Quisiéramos pensar en otros asuntos y hablar de ellos durante un rato. Pero el ruido de esa realidad prepotente nos acosa a todas horas y desde todas las pantallas. Antiguamente, en el silencio y oscuridad de la noche, “consultábamos a la almohada” para aclarar nuestras ideas. Ahora una pantallita brillante y parlanchina nos sigue hasta la cama. Con el pretexto de “actualizarnos”, las noticias nos desvelan y marean machacando la misma cantinela.
La información que no transforma, deforma. El exceso de datos que no alcanzamos a digerir nos empacha. La reiteración viciosa de noticias sin novedad verdadera, embota nuestra sensibilidad. Lo importante se iguala con lo latoso. Lo trágico se confunde con lo estúpido. El bullicio unánime acalla las ideas y protestas singulares. En lugar de despertarnos, ese bombardeo sobre nuestra conciencia nos aturde.
En su libro, Tempestades de acero, Ernest Jünger describió feroces e interminables batallas de trincheras durante la Primera Guerra Mundial. El cañoneo era tan constante que los soldados dejaban de oírlo. De igual modo, los contrincantes ya no veían a los muertos que, apiñados en los cráteres, eran despedazados una y otra vez por nuevas bombas. Un golpe, duele; muchísimos golpes, anestesian.
Para comunicar mejor ese efecto anestésico Jünger optó por anestesiar su propia prosa. Narró las escenas más espantosas sin aplicarles ni un solo adjetivo. Hizo un dibujo técnico de la muerte. El lector que asiste a esos horrores, uno tras otro, sin lamentos que los califiquen, se siente él mismo aturdido, embotado.

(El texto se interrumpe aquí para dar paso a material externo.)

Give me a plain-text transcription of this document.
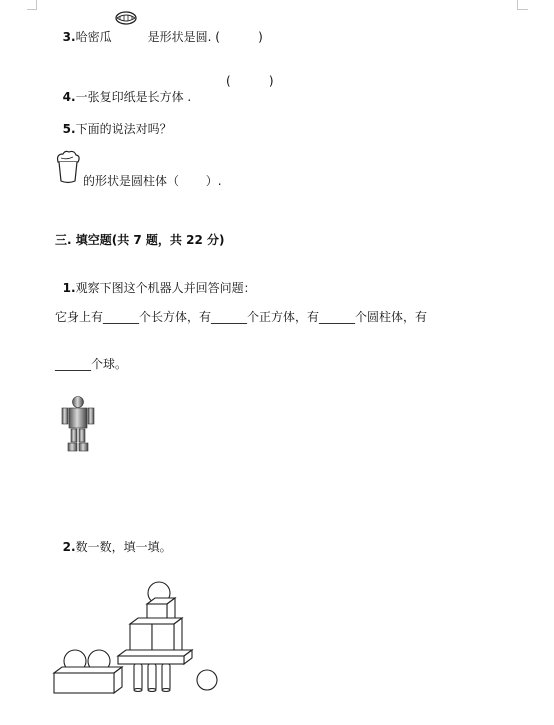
3.哈密瓜	是形状是圆. (          )

4.一张复印纸是长方体 .

(          )

5.下面的说法对吗？

的形状是圆柱体（       ）.
三. 填空题(共 7 题，共 22 分)

1.观察下图这个机器人并回答问题：

它身上有______个长方体，有______个正方体，有______个圆柱体，有
______个球。

2.数一数，填一填。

Por el contrario, Jünger describió con minuciosidad lírica los breves interludios de calma, la primavera que florecía en la retaguardia. Ese cambio de tema y de forma produce un efecto paradójico en el lector. El contraste entre la belleza de esas treguas y la terrible violencia que leímos antes nos devuelve la capacidad de asombro que las repeticiones del horror habían entumecido.
Además, cambiar de tema (pensar fuera de la cámara de ecos) puede arrojar luces indirectas, pero potentes, sobre nuestras tribulaciones presentes. En ese mismo testimonio sobre la Primera Guerra Mundial Ernest Jünger especuló que aquella orgía de sangre pudo originarse en un exceso de normalidad. “Un largo período de ley y orden, como el que nuestra generación dejó atrás, produce un auténtico apetito de anormalidad”.
En los caminos inusuales aparecen los hallazgos.